Le seuil de faim, correspondant aux dépenses alimentaires minimales nécessaires pour qu'une famille de quatre personnes puisse se nourrir de manière saine et suffisante, a grimpé à 26 115 TL. Si l'on inclut les autres dépenses essentielles, le seuil de pauvreté se situe à 85 066 TL. Pourtant, le SALAIRE MINIMUM fixé au début de l'année 2025 n'est que de 22 104 TL.

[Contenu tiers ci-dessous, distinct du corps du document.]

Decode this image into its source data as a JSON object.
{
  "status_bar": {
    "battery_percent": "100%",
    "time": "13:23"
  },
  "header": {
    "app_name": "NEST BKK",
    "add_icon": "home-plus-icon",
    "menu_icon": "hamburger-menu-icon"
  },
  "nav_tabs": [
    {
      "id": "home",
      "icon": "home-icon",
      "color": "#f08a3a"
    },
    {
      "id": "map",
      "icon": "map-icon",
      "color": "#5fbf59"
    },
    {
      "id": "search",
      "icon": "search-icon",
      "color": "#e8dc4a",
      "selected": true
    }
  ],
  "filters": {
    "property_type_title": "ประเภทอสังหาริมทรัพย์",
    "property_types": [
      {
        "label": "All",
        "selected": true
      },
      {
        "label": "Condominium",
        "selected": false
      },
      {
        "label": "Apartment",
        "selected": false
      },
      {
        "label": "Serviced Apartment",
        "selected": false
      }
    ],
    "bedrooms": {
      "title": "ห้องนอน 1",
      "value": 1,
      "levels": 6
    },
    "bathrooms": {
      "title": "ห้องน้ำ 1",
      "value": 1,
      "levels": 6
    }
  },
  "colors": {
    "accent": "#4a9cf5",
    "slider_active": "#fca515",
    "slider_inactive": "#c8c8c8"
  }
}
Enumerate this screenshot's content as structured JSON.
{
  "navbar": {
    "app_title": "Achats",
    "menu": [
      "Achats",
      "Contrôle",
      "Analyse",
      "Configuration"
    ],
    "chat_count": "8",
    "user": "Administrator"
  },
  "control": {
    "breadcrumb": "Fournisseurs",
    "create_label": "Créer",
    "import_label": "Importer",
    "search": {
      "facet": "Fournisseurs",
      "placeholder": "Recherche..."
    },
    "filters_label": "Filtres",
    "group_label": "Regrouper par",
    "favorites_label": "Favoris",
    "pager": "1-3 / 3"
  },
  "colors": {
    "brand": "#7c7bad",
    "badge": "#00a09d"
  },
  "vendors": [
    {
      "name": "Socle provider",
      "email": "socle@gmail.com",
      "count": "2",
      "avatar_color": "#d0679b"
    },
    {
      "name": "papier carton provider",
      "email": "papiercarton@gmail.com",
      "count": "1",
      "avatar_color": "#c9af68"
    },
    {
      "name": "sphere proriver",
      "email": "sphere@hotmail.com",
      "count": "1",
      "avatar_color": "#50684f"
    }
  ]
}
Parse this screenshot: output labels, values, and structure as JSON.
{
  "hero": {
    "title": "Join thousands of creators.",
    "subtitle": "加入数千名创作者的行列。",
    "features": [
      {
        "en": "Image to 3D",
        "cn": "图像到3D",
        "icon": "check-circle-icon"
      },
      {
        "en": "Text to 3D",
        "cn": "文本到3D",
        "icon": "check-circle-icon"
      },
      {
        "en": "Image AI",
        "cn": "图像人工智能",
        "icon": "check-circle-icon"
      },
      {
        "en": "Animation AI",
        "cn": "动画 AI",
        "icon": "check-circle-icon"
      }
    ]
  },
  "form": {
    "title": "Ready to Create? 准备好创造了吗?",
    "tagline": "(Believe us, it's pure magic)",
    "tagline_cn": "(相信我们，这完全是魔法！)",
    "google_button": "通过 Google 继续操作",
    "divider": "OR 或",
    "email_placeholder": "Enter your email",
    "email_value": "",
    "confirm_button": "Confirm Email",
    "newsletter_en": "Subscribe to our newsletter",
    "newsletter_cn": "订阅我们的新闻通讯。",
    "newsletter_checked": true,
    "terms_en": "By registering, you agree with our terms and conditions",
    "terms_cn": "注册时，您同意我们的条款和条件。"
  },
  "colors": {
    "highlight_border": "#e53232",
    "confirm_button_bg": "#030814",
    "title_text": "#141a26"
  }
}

TÜİK a publié les données de l'indice des prix à la consommation (IPC) pour juin 2025. Selon les données officielles, l'inflation mensuelle est de 1,37 % et l'inflation annuelle de 35,05 %. Cependant, la réalité dans la rue dépasse largement ces chiffres. Les prix qui changent constamment dans les rayons des supermarchés, l'érosion du pouvoir d'achat et les difficultés d'accès aux produits alimentaires de base révèlent que l'inflation ressentie par la population ne correspond pas aux statistiques officielles. Alors que les inégalités de revenus se creusent, la Turquie est confrontée à une crise alimentaire.

Ce tableau montre que des millions de travailleurs en Turquie sont confrontés chaque mois à la faim, que la pauvreté est devenue banale et que le salaire minimum est loin de couvrir même le seuil de « survie », et encore moins celui de la « viabilité ». De plus, ce montant constitue la seule source de revenus pour une grande partie de la population active. En d'autres termes, des millions de familles qui tentent de survivre avec un seul salaire ne parviennent plus à voir venir non seulement la fin du mois, mais même le lendemain.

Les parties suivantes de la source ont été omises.